The humble alarm clock has certainly come a long way from being your average waking up tool – these days, the irritating din of metal clanging against each other is a thing of the past. Your ears instead will be greeted by your favorite ringtone, an MP3 file of your choice, or for the connected model, how about an Internet radio station with your favorite shock jock digitally playing tunes in your bedroom?
That is what the Altaz Internet Clock Radio offers, and I managed to spend some time with it. One thing I can say though – if you are ever going to get to work on time, it is best not to switch alarm clocks overnight like me, chances are, you might not even wake up to be on time for work, as your ears have yet to be conditioned to the new sounds. Read on about the Altaz Internet Clock Radio hands-on after the jump.
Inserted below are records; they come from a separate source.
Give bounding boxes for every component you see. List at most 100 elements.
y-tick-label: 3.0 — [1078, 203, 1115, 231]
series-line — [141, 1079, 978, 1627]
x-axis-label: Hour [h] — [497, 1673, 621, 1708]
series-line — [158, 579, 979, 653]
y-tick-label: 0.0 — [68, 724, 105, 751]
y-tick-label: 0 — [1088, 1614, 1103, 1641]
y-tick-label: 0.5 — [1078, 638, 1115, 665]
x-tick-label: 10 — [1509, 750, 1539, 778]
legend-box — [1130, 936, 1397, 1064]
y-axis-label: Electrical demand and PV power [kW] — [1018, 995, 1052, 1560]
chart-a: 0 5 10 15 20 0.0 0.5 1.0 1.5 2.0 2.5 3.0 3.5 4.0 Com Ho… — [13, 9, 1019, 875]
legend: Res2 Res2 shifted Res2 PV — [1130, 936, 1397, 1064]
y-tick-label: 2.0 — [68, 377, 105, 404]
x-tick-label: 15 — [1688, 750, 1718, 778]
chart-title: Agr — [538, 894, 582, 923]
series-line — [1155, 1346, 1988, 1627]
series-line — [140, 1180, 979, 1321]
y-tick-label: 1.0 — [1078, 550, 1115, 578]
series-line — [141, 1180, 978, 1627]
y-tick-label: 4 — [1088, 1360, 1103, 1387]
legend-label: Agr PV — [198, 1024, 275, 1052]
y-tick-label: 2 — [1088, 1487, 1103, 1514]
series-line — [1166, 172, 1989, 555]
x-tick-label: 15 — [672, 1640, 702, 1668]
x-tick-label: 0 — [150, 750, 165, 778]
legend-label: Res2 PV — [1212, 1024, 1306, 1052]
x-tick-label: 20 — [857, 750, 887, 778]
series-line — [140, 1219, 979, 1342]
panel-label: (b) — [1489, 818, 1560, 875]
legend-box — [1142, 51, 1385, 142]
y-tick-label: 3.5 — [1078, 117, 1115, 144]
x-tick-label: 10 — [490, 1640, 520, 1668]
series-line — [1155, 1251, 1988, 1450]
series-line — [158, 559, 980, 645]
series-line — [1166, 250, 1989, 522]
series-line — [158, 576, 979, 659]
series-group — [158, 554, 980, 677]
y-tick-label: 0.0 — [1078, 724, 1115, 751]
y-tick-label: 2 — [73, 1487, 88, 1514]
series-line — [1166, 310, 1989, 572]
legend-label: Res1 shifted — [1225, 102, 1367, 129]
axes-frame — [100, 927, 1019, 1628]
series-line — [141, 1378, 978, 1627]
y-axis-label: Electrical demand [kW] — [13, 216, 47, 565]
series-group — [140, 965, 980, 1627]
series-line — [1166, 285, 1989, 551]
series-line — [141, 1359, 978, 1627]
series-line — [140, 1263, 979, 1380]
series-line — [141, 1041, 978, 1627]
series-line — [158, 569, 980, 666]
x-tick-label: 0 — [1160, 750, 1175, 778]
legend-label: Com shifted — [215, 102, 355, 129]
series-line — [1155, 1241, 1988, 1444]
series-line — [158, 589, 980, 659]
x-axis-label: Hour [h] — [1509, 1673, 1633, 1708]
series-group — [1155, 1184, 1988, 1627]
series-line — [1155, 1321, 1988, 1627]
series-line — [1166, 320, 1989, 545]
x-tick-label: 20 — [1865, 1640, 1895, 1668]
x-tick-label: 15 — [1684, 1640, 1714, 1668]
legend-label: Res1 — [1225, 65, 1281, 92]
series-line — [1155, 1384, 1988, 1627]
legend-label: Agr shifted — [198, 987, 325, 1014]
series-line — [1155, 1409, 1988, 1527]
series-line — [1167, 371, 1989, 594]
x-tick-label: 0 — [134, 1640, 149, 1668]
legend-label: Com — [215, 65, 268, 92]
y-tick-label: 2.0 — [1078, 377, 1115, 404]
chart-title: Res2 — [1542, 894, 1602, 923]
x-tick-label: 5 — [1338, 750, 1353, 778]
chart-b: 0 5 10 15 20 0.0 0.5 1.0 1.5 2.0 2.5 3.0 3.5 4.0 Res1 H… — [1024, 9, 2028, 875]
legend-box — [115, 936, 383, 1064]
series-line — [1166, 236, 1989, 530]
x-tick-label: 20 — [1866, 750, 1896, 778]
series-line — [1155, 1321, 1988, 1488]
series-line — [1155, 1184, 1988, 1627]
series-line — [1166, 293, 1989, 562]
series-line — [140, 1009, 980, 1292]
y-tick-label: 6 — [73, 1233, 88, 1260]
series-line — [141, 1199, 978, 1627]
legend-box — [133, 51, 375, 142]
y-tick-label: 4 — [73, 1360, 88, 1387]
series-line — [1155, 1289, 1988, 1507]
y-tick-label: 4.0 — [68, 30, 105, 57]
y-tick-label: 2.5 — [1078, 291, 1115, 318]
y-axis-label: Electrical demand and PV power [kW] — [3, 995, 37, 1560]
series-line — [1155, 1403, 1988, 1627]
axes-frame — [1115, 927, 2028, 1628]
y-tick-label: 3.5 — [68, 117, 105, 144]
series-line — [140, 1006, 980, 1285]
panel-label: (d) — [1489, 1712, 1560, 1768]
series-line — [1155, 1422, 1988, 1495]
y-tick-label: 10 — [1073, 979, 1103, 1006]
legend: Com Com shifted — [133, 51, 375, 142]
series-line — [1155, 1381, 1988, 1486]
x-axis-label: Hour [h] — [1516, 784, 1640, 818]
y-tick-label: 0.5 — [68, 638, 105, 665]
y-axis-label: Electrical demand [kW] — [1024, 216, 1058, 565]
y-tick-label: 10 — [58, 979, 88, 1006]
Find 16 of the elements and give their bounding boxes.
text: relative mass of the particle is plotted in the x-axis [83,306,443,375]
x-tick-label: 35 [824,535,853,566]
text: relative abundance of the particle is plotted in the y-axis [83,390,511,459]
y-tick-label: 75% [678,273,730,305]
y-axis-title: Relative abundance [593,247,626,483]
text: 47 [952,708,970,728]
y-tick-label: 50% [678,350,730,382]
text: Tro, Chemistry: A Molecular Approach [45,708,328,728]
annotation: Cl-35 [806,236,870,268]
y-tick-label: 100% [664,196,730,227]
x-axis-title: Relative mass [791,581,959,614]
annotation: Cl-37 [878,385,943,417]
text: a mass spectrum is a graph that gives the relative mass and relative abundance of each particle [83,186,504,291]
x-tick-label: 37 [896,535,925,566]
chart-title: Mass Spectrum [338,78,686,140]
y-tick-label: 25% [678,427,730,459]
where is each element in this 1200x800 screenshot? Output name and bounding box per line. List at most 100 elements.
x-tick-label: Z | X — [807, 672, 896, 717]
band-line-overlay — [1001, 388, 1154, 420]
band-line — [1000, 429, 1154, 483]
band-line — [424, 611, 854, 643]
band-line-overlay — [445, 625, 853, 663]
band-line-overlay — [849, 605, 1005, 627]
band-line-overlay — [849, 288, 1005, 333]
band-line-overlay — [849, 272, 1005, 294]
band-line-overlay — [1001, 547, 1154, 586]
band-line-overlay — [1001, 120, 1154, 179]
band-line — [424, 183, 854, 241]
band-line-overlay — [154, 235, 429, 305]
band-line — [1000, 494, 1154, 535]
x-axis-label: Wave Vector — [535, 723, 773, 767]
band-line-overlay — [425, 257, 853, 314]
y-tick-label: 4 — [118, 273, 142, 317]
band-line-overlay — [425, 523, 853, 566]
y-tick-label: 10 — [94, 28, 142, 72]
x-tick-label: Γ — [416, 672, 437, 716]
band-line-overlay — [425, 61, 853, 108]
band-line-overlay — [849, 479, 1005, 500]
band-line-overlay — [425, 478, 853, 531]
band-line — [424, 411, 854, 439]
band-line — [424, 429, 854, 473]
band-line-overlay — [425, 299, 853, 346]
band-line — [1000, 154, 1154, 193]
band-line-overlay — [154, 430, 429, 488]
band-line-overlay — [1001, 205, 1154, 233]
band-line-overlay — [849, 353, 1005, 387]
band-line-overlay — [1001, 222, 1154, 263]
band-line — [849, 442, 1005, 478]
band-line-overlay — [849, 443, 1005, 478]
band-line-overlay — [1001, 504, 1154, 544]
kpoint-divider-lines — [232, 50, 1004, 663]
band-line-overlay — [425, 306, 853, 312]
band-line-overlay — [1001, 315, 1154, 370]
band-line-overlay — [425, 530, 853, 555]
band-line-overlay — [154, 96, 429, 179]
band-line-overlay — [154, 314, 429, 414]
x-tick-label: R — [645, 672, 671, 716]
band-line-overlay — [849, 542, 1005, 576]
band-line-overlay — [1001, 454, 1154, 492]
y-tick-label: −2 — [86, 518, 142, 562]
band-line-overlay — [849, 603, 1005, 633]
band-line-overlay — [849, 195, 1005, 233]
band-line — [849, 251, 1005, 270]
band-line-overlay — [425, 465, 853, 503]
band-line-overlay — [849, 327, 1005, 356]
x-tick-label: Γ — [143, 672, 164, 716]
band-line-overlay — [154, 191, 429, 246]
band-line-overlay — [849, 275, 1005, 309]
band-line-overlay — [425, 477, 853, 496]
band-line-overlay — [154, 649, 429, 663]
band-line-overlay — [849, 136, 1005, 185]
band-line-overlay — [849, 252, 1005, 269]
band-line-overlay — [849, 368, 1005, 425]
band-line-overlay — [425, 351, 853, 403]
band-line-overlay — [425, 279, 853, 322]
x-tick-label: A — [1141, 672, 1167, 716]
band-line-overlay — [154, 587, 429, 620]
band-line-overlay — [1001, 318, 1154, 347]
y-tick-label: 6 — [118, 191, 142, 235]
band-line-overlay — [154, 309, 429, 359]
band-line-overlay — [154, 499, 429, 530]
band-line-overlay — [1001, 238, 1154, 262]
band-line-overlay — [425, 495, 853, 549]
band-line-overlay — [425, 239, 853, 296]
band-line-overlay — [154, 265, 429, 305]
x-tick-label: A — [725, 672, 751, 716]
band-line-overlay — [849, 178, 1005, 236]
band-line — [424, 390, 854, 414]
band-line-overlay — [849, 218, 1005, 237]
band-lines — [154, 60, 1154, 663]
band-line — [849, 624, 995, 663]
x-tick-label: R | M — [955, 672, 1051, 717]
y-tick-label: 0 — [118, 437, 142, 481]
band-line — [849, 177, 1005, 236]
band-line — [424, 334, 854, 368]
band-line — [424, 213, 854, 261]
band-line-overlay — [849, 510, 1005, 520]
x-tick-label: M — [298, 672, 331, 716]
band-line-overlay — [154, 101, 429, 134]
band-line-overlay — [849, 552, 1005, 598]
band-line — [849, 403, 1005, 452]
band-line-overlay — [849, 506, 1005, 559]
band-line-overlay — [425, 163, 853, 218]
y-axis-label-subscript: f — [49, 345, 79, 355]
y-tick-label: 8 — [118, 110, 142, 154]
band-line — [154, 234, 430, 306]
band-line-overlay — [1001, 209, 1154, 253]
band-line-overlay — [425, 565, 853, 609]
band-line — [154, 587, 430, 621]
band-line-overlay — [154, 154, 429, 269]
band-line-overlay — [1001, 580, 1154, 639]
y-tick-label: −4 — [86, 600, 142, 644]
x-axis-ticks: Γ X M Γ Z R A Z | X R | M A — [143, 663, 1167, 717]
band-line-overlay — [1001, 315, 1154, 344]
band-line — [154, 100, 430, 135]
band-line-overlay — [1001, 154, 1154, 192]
But I digress. Just how did I this new gizmo in the bedroom? Well, it is hard to recommend it as a “must buy”, although it would make for an interesting trinket to own. I would suppose if you know of any modern day luddites, getting this might be a way to warm up their toes to the consumer electronics revolution. Seriously, your smartphone ought to be able to do what Altaz’s offering does with the right app, and much more, but if you’re the type who prefers to leave specific functions for dedicated devices, then it might be worth your while.
With a 3.5” touchscreen display at 320 x 240 resolution, it is not going to win any awards for being the best looking screen around, although it does its job rather well. Other hardware specifications include MP3 playback capability, an SD memory card slot, 128MB of internal memory, a mini USB input, a 1-watt speaker, a JPEG viewer and Wi-Fi connectivity to get you connected.
Audio quality is decent – although it isn’t recommended to sleep with this alarm clock too far away from your bed, otherwise a pillow covering your head might just drown the sound out during those drowsy mornings, resulting in you missing an important appointment or even worse, getting the sack for being late for the umpteenth time.
You will be able to use the touchscreen display to manipulate all the settings inside, and sometimes the clock seems to hang – but if you wait long enough (more than 5 minutes for me), the software didn’t freeze, it just took a really, really long time to sort things out, especially when you are searching for specific radio stations. Setting up a list of radio station presets is painless, and you can also opt to do it when the Altaz Internet Clock Radio is connected to a computer via USB if you find the touchscreen a wee bit hard to use.
Actually, inputting characters via the touchscreen display was an extremely frustrating experience for me no thanks to the virtual keyboard that seemed to be less than impressive. You would be better off hooking it up to a computer and getting the job done via a real keyboard instead. Setting up the Wi-Fi connection can also be quite the frustrating experience – entering your WPA key wrongly would require you to delete the whole string instead of the offending character, which should not happen in this day and age. Apart from that, there is no option for you to view your password in plain text as you are entering it in order to prevent mistakes, so practice makes perfect here. Hopefully a future firmware update will fix these issues. On the bright side, firmware updates give the clock a longer shelf life in your home, don’t you think so?
Apart from the touchscreen display, there is the play/pause button, volume control and power button at the side which are pretty much self-explanatory. A large snooze button at the top does its job well,
The alarm clock has two default audio files to get you out of bed – a crowing rooster, and that of chirping birds. Of course, you can always upload your own MP3 files to replace those, and for folks who prefer to wake up to a morning Internet radio station talk show, you’re able to do that as well.
I actually let the Altaz Internet Clock Radio run for around 4 hours straight, being connected to my favorite Internet radio station, and playing it back at 50% volume loudness. This is a decent return, but I would recommend you just leave it plugged into a power outlet.
The asking price of $99.99 makes it hard for me to recommend it to anyone, but if your want to dip your toes into the world of Internet alarm clocks and digital photo frames, there might be better ways to begin. A little bit too late to the game, I must say. Hopefully a future version (if ever) from Altaz will be able to address all of its issues and make good then.